All the windows had been bricked up and all the bells had been removed from the bell tower, making it seem as if the church had been silenced and blinded. The heavy door was closed and bolted and four Saracen guards with long beards and long sad faces sat cross-legged on a bench by the wall, their swords in their laps.
The carved lintel above the door showed Christ riding on a donkey on one side, and Lazarus being raised from the dead on the other. The people who were gathered around Lazarus were holding their noses because of the stench of his putrefaction. He was looking very frightened by what had just happened to him, and his mouth was wide open. The leper could imagine the shock of being called from a cold tomb like that. He remembered crouching under a black cloth in the church in the village, the priest's voice pronouncing him dead to the world and the sense of relief he had felt from this stepping out of his own body.

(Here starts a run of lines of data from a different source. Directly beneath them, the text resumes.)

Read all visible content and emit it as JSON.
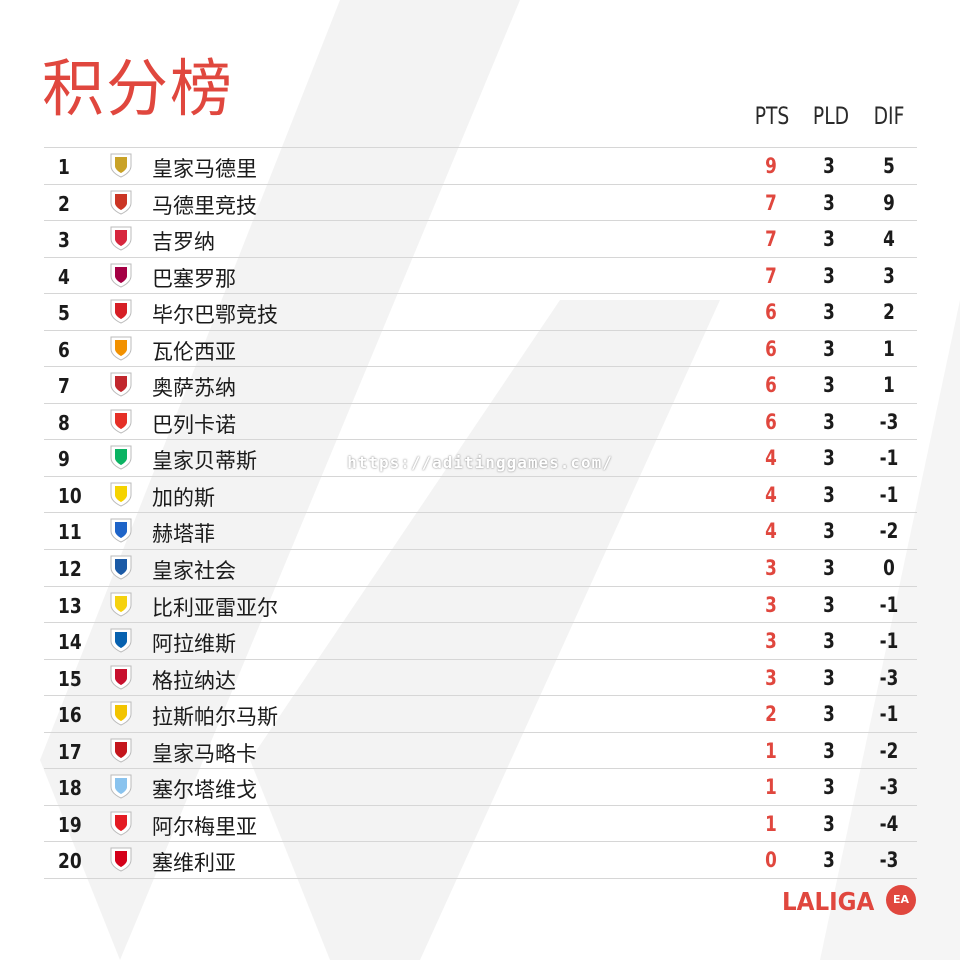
{
  "title": "积分榜",
  "columns": {
    "pts": "PTS",
    "pld": "PLD",
    "dif": "DIF"
  },
  "rows": [
    {
      "pos": "1",
      "team": "皇家马德里",
      "pts": "9",
      "pld": "3",
      "dif": "5",
      "crest_icon": "real-madrid-crest-icon",
      "crest_color": "#c9a227"
    },
    {
      "pos": "2",
      "team": "马德里竞技",
      "pts": "7",
      "pld": "3",
      "dif": "9",
      "crest_icon": "atletico-madrid-crest-icon",
      "crest_color": "#cb3524"
    },
    {
      "pos": "3",
      "team": "吉罗纳",
      "pts": "7",
      "pld": "3",
      "dif": "4",
      "crest_icon": "girona-crest-icon",
      "crest_color": "#d7263d"
    },
    {
      "pos": "4",
      "team": "巴塞罗那",
      "pts": "7",
      "pld": "3",
      "dif": "3",
      "crest_icon": "barcelona-crest-icon",
      "crest_color": "#a50044"
    },
    {
      "pos": "5",
      "team": "毕尔巴鄂竞技",
      "pts": "6",
      "pld": "3",
      "dif": "2",
      "crest_icon": "athletic-bilbao-crest-icon",
      "crest_color": "#d61f26"
    },
    {
      "pos": "6",
      "team": "瓦伦西亚",
      "pts": "6",
      "pld": "3",
      "dif": "1",
      "crest_icon": "valencia-crest-icon",
      "crest_color": "#f29100"
    },
    {
      "pos": "7",
      "team": "奥萨苏纳",
      "pts": "6",
      "pld": "3",
      "dif": "1",
      "crest_icon": "osasuna-crest-icon",
      "crest_color": "#c1272d"
    },
    {
      "pos": "8",
      "team": "巴列卡诺",
      "pts": "6",
      "pld": "3",
      "dif": "-3",
      "crest_icon": "rayo-vallecano-crest-icon",
      "crest_color": "#e53027"
    },
    {
      "pos": "9",
      "team": "皇家贝蒂斯",
      "pts": "4",
      "pld": "3",
      "dif": "-1",
      "crest_icon": "real-betis-crest-icon",
      "crest_color": "#0bb363"
    },
    {
      "pos": "10",
      "team": "加的斯",
      "pts": "4",
      "pld": "3",
      "dif": "-1",
      "crest_icon": "cadiz-crest-icon",
      "crest_color": "#f5d300"
    },
    {
      "pos": "11",
      "team": "赫塔菲",
      "pts": "4",
      "pld": "3",
      "dif": "-2",
      "crest_icon": "getafe-crest-icon",
      "crest_color": "#1e64c8"
    },
    {
      "pos": "12",
      "team": "皇家社会",
      "pts": "3",
      "pld": "3",
      "dif": "0",
      "crest_icon": "real-sociedad-crest-icon",
      "crest_color": "#1b5aa6"
    },
    {
      "pos": "13",
      "team": "比利亚雷亚尔",
      "pts": "3",
      "pld": "3",
      "dif": "-1",
      "crest_icon": "villarreal-crest-icon",
      "crest_color": "#f5d20f"
    },
    {
      "pos": "14",
      "team": "阿拉维斯",
      "pts": "3",
      "pld": "3",
      "dif": "-1",
      "crest_icon": "alaves-crest-icon",
      "crest_color": "#0761af"
    },
    {
      "pos": "15",
      "team": "格拉纳达",
      "pts": "3",
      "pld": "3",
      "dif": "-3",
      "crest_icon": "granada-crest-icon",
      "crest_color": "#c8102e"
    },
    {
      "pos": "16",
      "team": "拉斯帕尔马斯",
      "pts": "2",
      "pld": "3",
      "dif": "-1",
      "crest_icon": "las-palmas-crest-icon",
      "crest_color": "#f2c400"
    },
    {
      "pos": "17",
      "team": "皇家马略卡",
      "pts": "1",
      "pld": "3",
      "dif": "-2",
      "crest_icon": "mallorca-crest-icon",
      "crest_color": "#c4161c"
    },
    {
      "pos": "18",
      "team": "塞尔塔维戈",
      "pts": "1",
      "pld": "3",
      "dif": "-3",
      "crest_icon": "celta-vigo-crest-icon",
      "crest_color": "#8ac3ee"
    },
    {
      "pos": "19",
      "team": "阿尔梅里亚",
      "pts": "1",
      "pld": "3",
      "dif": "-4",
      "crest_icon": "almeria-crest-icon",
      "crest_color": "#e41b23"
    },
    {
      "pos": "20",
      "team": "塞维利亚",
      "pts": "0",
      "pld": "3",
      "dif": "-3",
      "crest_icon": "sevilla-crest-icon",
      "crest_color": "#d4001a"
    }
  ],
  "watermark": "https://aditinggames.com/",
  "logo": {
    "text": "LALIGA",
    "badge": "EA"
  },
  "colors": {
    "accent": "#e0473e",
    "text": "#1b1b1b",
    "divider": "#d6d6d6",
    "background": "#ffffff"
  }
}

He went up to the church door. There was a metal grille set into it and he pressed his face against the bars and inhaled the smell of incense and darkness that lay beyond it. He could see the flickering of a few candles and a shaft of pale daylight which fell down from the ceiling and appeared as solid and luminous as a block of ice.
One of the guards shouted at him and grabbed his shoulder to push him away from the door. It was only then that he became aware of how many people were crammed into the courtyard, while more and more of them were still arriving. There were the usual food sellers, merchants and curious onlookers, but there were many hundreds of pilgrims and as their number steadily increased you could feel their impatient energy growing stronger and more desperate. They were like a single body, sighing and swaying and longing to break through the closed door of the church.
Just then a woman screamed and fell to the ground, her
limbs convulsing and froth on her lips and this was the signal that released them all. A ripple of noise like a sudden exhalation of breath went through the crowd. Many collapsed in a heap as if they had been cut down like grass. One man stood with his arms stretched out in the shape of the cross and his whole body racked and trembling. Another began to dribble and drool like an idiot. Some were rooted in a trance, others thrashed in a wild agony. The sun moved through the sky, the day became unbearably hot and the guards watched the pilgrims with a sleepy disinterested gaze.